As T.O. city council votes for police reforms
Rosie Awori (Local Journalism Initiative)
Black officers in the Montreal police department (SPVM) are speaking out against the “culture of silence,” that permeates within the force and sustains systemic racism.
In a letter to the Montreal Police Brotherhood, the nine Black officers expressed their surprise at the union’s president Yves Francoeur’s denial that systemic racism exists within the force.
The letter also stated that Mr. Francoeur doesn’t understand their reality and asked him to acknowledge its existence in order to address it effectively.
Earlier in June, Francoeur gave a series of interviews categorically denying any instances of systemic racism within the force.
Francoeur told French-language television station TVA, “I don’t think there is racism at the police-force level.” Additionally, he is quoted as saying, “I don’t know any officers who stop someone just because they are Black.”
In their letter, the officers underscored that the “culture of silence,” within the SPVM has kept their colleagues from speaking out against racism.
“We cannot blame you for not knowing our reality, if the culture of silence is for us the most common of the options in several situations,” the officers said in the letter.
“Recognizing a problem is the first step toward the solution,” they wrote.
In his written rebuttal, Francoeur maintained the same position. “The issues you raise in your letter are of great importance and complexity,” Francoeur admitted to instances of racism and discrimination in the force, but did not describe the problem as systemic. His response was similar to that of Premier Francois Legault who earlier dismissed the existence of systemic racism in Quebec.
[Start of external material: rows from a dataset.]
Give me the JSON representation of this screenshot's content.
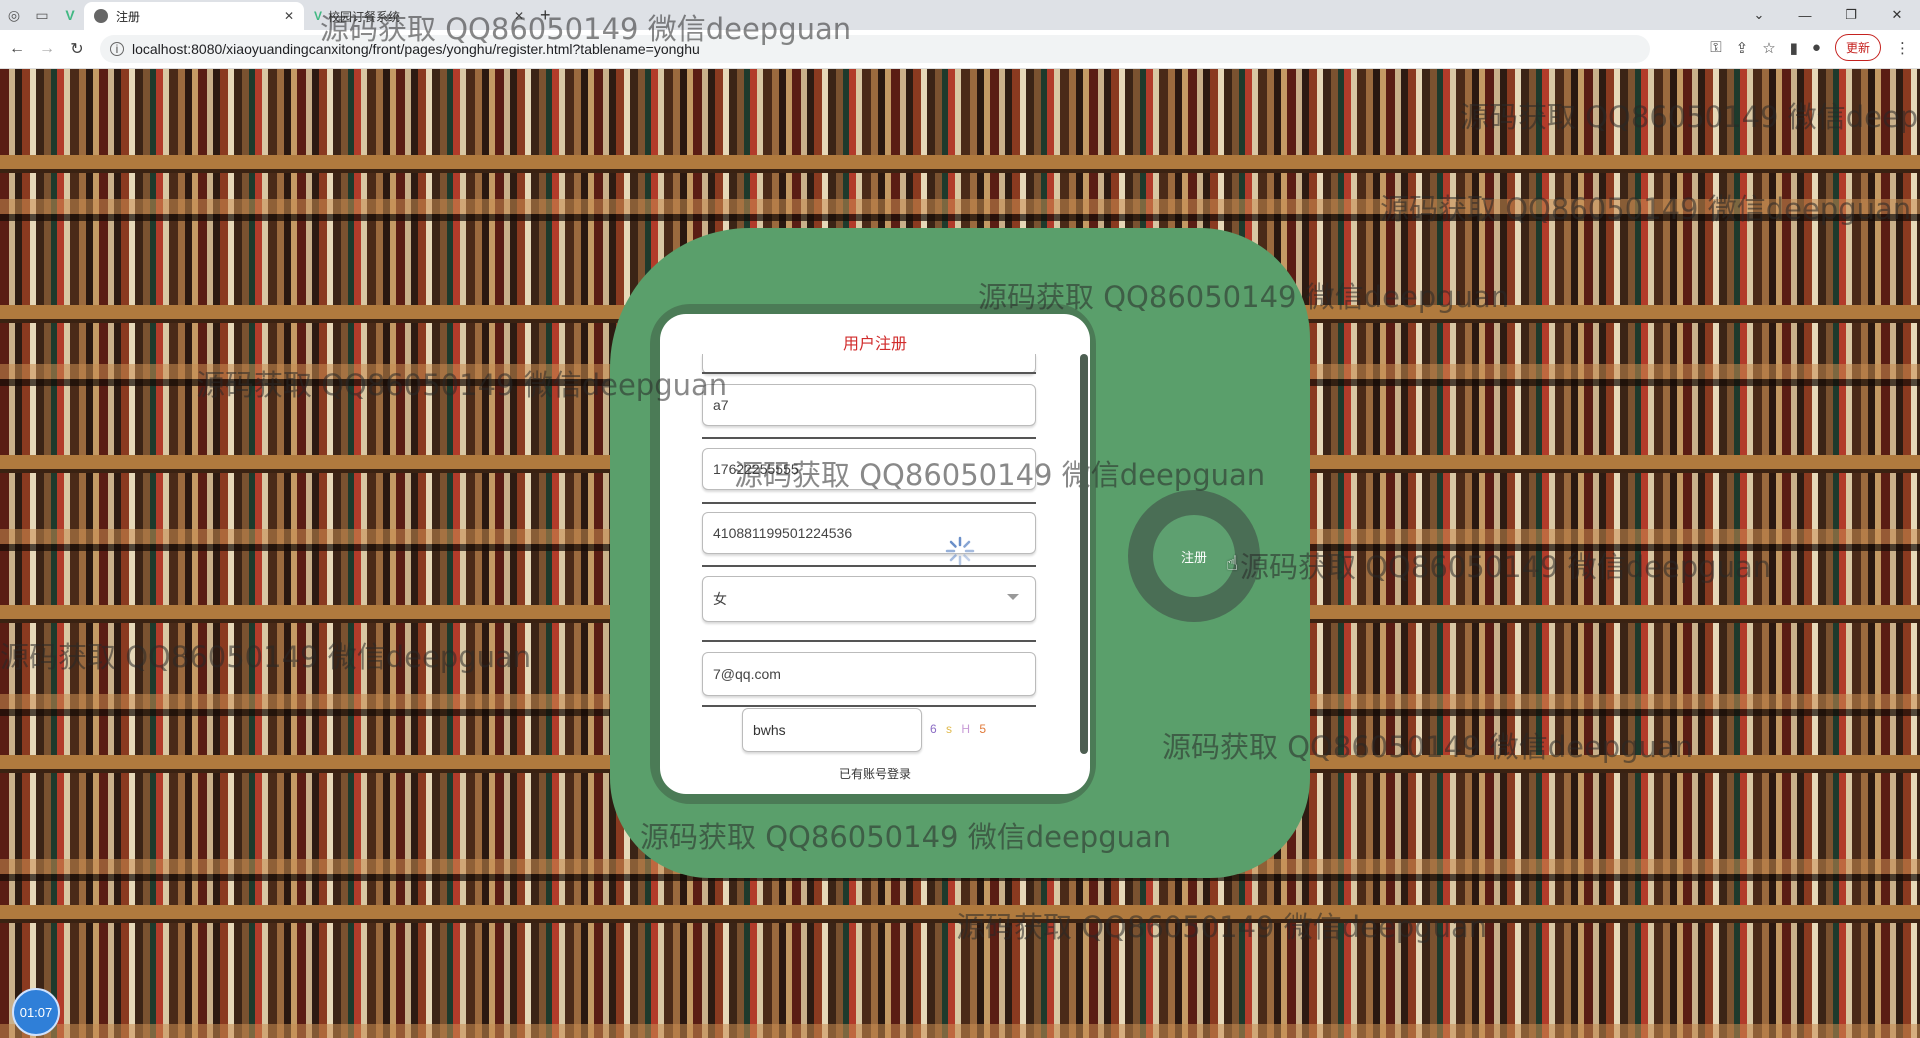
{
  "browser": {
    "tabs": [
      {
        "label": "注册",
        "active": true
      },
      {
        "label": "校园订餐系统",
        "active": false
      }
    ],
    "url": "localhost:8080/xiaoyuandingcanxitong/front/pages/yonghu/register.html?tablename=yonghu",
    "update_label": "更新",
    "new_tab": "+"
  },
  "form": {
    "title": "用户注册",
    "fields": {
      "name": "a7",
      "phone": "17622255555",
      "id_card": "410881199501224536",
      "gender": "女",
      "email": "7@qq.com",
      "captcha_input": "bwhs"
    },
    "captcha_code": [
      "6",
      "s",
      "H",
      "5"
    ],
    "login_link": "已有账号登录",
    "register_button": "注册"
  },
  "timer": "01:07",
  "watermarks": [
    "源码获取 QQ86050149 微信deepguan"
  ],
  "colors": {
    "card_green": "#5a9f6b",
    "title_red": "#d12c2c",
    "timer_blue": "#2f7fd8"
  }
}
“In the police context, many people understand the term systemic racism to mean that everyone is involved in some form of a deliberately racist system, which, in addition to being false, is outrageous for Montreal police officers,” Francoeur wrote.
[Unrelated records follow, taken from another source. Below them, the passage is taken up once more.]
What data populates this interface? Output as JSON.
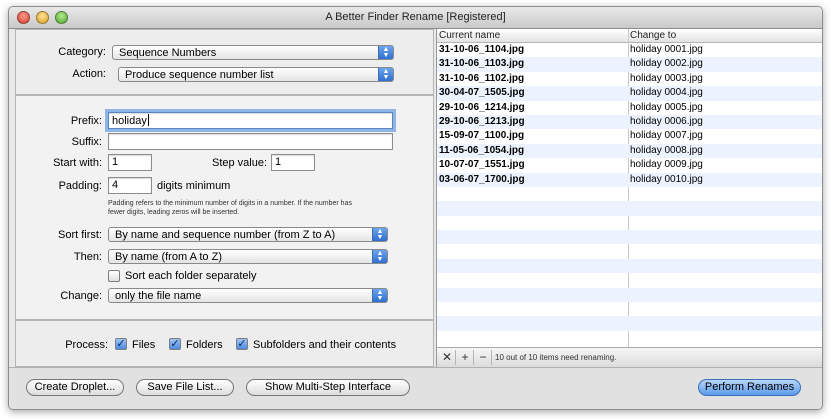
{
  "window": {
    "title": "A Better Finder Rename [Registered]"
  },
  "settings": {
    "category_label": "Category:",
    "category_value": "Sequence Numbers",
    "action_label": "Action:",
    "action_value": "Produce sequence number list",
    "prefix_label": "Prefix:",
    "prefix_value": "holiday",
    "suffix_label": "Suffix:",
    "suffix_value": "",
    "start_label": "Start with:",
    "start_value": "1",
    "step_label": "Step value:",
    "step_value": "1",
    "padding_label": "Padding:",
    "padding_value": "4",
    "padding_suffix": "digits minimum",
    "padding_help_1": "Padding refers to the minimum number of digits in a number. If the number has",
    "padding_help_2": "fewer digits, leading zeros will be inserted.",
    "sort_first_label": "Sort first:",
    "sort_first_value": "By name and sequence number (from Z to A)",
    "then_label": "Then:",
    "then_value": "By name (from A to Z)",
    "sort_folder_label": "Sort each folder separately",
    "sort_folder_checked": false,
    "change_label": "Change:",
    "change_value": "only the file name"
  },
  "process": {
    "label": "Process:",
    "files_label": "Files",
    "files_checked": true,
    "folders_label": "Folders",
    "folders_checked": true,
    "subfolders_label": "Subfolders and their contents",
    "subfolders_checked": true
  },
  "preview": {
    "col_current": "Current name",
    "col_change": "Change to",
    "rows": [
      {
        "current": "31-10-06_1104.jpg",
        "change": "holiday 0001.jpg"
      },
      {
        "current": "31-10-06_1103.jpg",
        "change": "holiday 0002.jpg"
      },
      {
        "current": "31-10-06_1102.jpg",
        "change": "holiday 0003.jpg"
      },
      {
        "current": "30-04-07_1505.jpg",
        "change": "holiday 0004.jpg"
      },
      {
        "current": "29-10-06_1214.jpg",
        "change": "holiday 0005.jpg"
      },
      {
        "current": "29-10-06_1213.jpg",
        "change": "holiday 0006.jpg"
      },
      {
        "current": "15-09-07_1100.jpg",
        "change": "holiday 0007.jpg"
      },
      {
        "current": "11-05-06_1054.jpg",
        "change": "holiday 0008.jpg"
      },
      {
        "current": "10-07-07_1551.jpg",
        "change": "holiday 0009.jpg"
      },
      {
        "current": "03-06-07_1700.jpg",
        "change": "holiday 0010.jpg"
      }
    ],
    "status": "10 out of 10 items need renaming.",
    "remove_symbol": "✕",
    "add_symbol": "+",
    "minus_symbol": "−"
  },
  "buttons": {
    "create_droplet": "Create Droplet...",
    "save_file_list": "Save File List...",
    "multi_step": "Show Multi-Step Interface",
    "perform": "Perform Renames"
  },
  "colors": {
    "accent": "#5b9aea",
    "row_alt": "#edf3fe"
  }
}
“We have, therefore, abandoned semantics,” he added, “in order to avoid dividing ourselves over an expression.”
He also stated he would not make any further public comments on the issue.
At a news conference Sunday June 28, the Centre for Research-Action on Race Relations, who have been in contact with the Black officers, criticized Francoeur’s response and urged the union and police force to take concrete actions against systemic racism.
Alain Babineau, CRARR Advisor on racial profiling and a retired RCMP Officer, is quoted as saying, “In the police, ‘the code of silence’ and the fear of reprisals have often forced racialized police officers to remain silent about their work conditions that are sometimes very difficult because of their skin color. ”
“Historically, Black police officers have often faced discriminatory treatment within the service on the one hand because they are Black, and on the other hand, they often face contempt on the part of citizens, even Black citizens, because they are police officers,” noted Babineau.
“Just like Commander Patrice Vilceus, the ‘SPVM 9’ demonstrated extraordinary courage and integrity by asking the president of the union, in writing, to act on systemic racism. A new strategy is needed on the part of the SPVM and the Brotherhood so that the voices of their racialized officers are respected,” said Babineau, to whom several racialized SPVM officers have confided in recent weeks.
“We encourage the Brotherhood to meet with its Black and racialized members, and to commit to taking measures to remove the barriers to an equitable representation of the racial and ethnic diversity of its membership within its structure, especially within its executive council and union leadership,” he concluded.
CRARR also encourages the SPVM, to put tangible measures in place to better support and enhance the value of Black and other minority police officers, including recognition activities (such as the official celebration of Black History Month), measures on employment equity in promotion to management and commanding positions, and procedures for effective protection against discrimination and racial harassment in employment.
Meanwhile in Toronto, strong calls for police reform in that city have moved beyond talk about systemic racism.
On June 28, the Toronto city council voted in favor of a series of reforms to policing that have been identified as contributors to frictions between the department and the communities they serve.
After repeated instances of police officers resorting to violence including lethal violence against people in mental health crisis, as in recent cases of Regis Korchinski-Paquet, the Toronto woman who fell to her death in May during an interaction with police, as well as Ejaz Choudry, who was shot and killed by Peel Regional Police during a wellness check on June 20, city councilors voted for the creation of a non-police response team for mental health calls.
The council also vote in favor of mandating that all officers to have body-worn cameras by 2021.
What they did not vote in favor of is the highly contentious call for chopping the police more than a billion dollar budget by 10 per cent and reallocating the money to community service.
It’s a call that will continue to resonate as activists maintain that the current reforms by City Council don’t go far enough.
Black Lives Matter one of the leading voices in the Defund-The-Police movement calls for cutting the police budget by 50 per cent.